The Twelve Apostles (Spanish: Los doce apóstoles) is a 2022 Peruvian political thriller action film directed by Jorge Marín in his directorial debut. Starring Javier Echevarría, Ghiis Araoz and Claudia Dammert in her last acting role after her death in 2017.

== Synopsis ==
A businessman is pursued by justice after being accused of money laundering and drug trafficking.

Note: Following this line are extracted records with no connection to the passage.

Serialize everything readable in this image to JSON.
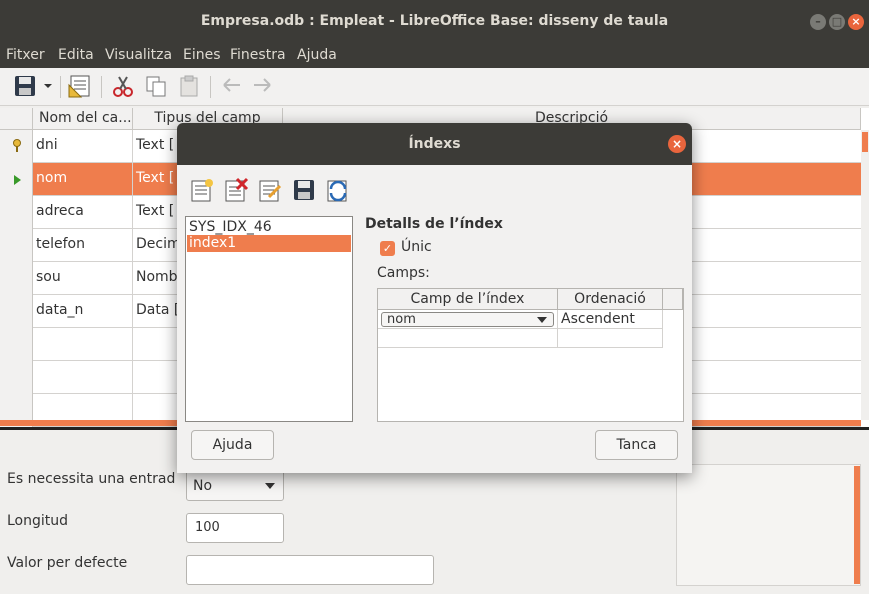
{
  "window": {
    "title": "Empresa.odb : Empleat - LibreOffice Base: disseny de taula",
    "buttons": [
      "minimize",
      "maximize",
      "close"
    ]
  },
  "menu": [
    "Fitxer",
    "Edita",
    "Visualitza",
    "Eines",
    "Finestra",
    "Ajuda"
  ],
  "toolbar": {
    "icons": [
      "save-icon",
      "dropdown-arrow-icon",
      "index-design-icon",
      "cut-icon",
      "copy-icon",
      "paste-icon",
      "undo-icon",
      "redo-icon"
    ]
  },
  "grid": {
    "headers": [
      "Nom del ca...",
      "Tipus del camp",
      "Descripció"
    ],
    "rows": [
      {
        "name": "dni",
        "type": "Text [",
        "marker": "key-icon"
      },
      {
        "name": "nom",
        "type": "Text [",
        "marker": "current-row-arrow-icon",
        "selected": true
      },
      {
        "name": "adreca",
        "type": "Text ["
      },
      {
        "name": "telefon",
        "type": "Decim"
      },
      {
        "name": "sou",
        "type": "Nomb"
      },
      {
        "name": "data_n",
        "type": "Data ["
      }
    ]
  },
  "properties": {
    "required_label": "Es necessita una entrad",
    "required_value": "No",
    "length_label": "Longitud",
    "length_value": "100",
    "default_label": "Valor per defecte",
    "default_value": ""
  },
  "dialog": {
    "title": "Índexs",
    "toolbar_icons": [
      "new-index-icon",
      "delete-index-icon",
      "rename-index-icon",
      "save-index-icon",
      "reset-index-icon"
    ],
    "indexes": [
      "SYS_IDX_46",
      "index1"
    ],
    "selected_index": "index1",
    "details_title": "Detalls de l’índex",
    "unique_label": "Únic",
    "unique_checked": true,
    "fields_label": "Camps:",
    "fields_headers": [
      "Camp de l’índex",
      "Ordenació"
    ],
    "fields_rows": [
      {
        "field": "nom",
        "order": "Ascendent"
      }
    ],
    "help_button": "Ajuda",
    "cancel_button": "Tanca"
  },
  "colors": {
    "accent": "#ef7d4d",
    "titlebar": "#3c3b37"
  }
}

This in retaliation after refusing to be a candidate for the presidency of the country under the directives of a powerful group, who direct the governments in power behind the shadows.

== Cast ==
- Javier Echevarría as Benjamín Jiménez de Orbegoso
- Ghiis Araoz as Mariana
- Claudia Dammert as Herminia
- Hugo Salazar
- Haydée Cáceres
- Americo Zuñiga
- Cecilia Tosso
- Nicolás León
- Luis Trivelli
- Cecilia Monserrate
- Kukuli Morante
- Marisol Tobalina
- Candela Showoman
- Jorge Da Fieno

== Release ==
The film was released digitally on July 28, 2022, by Joinnus.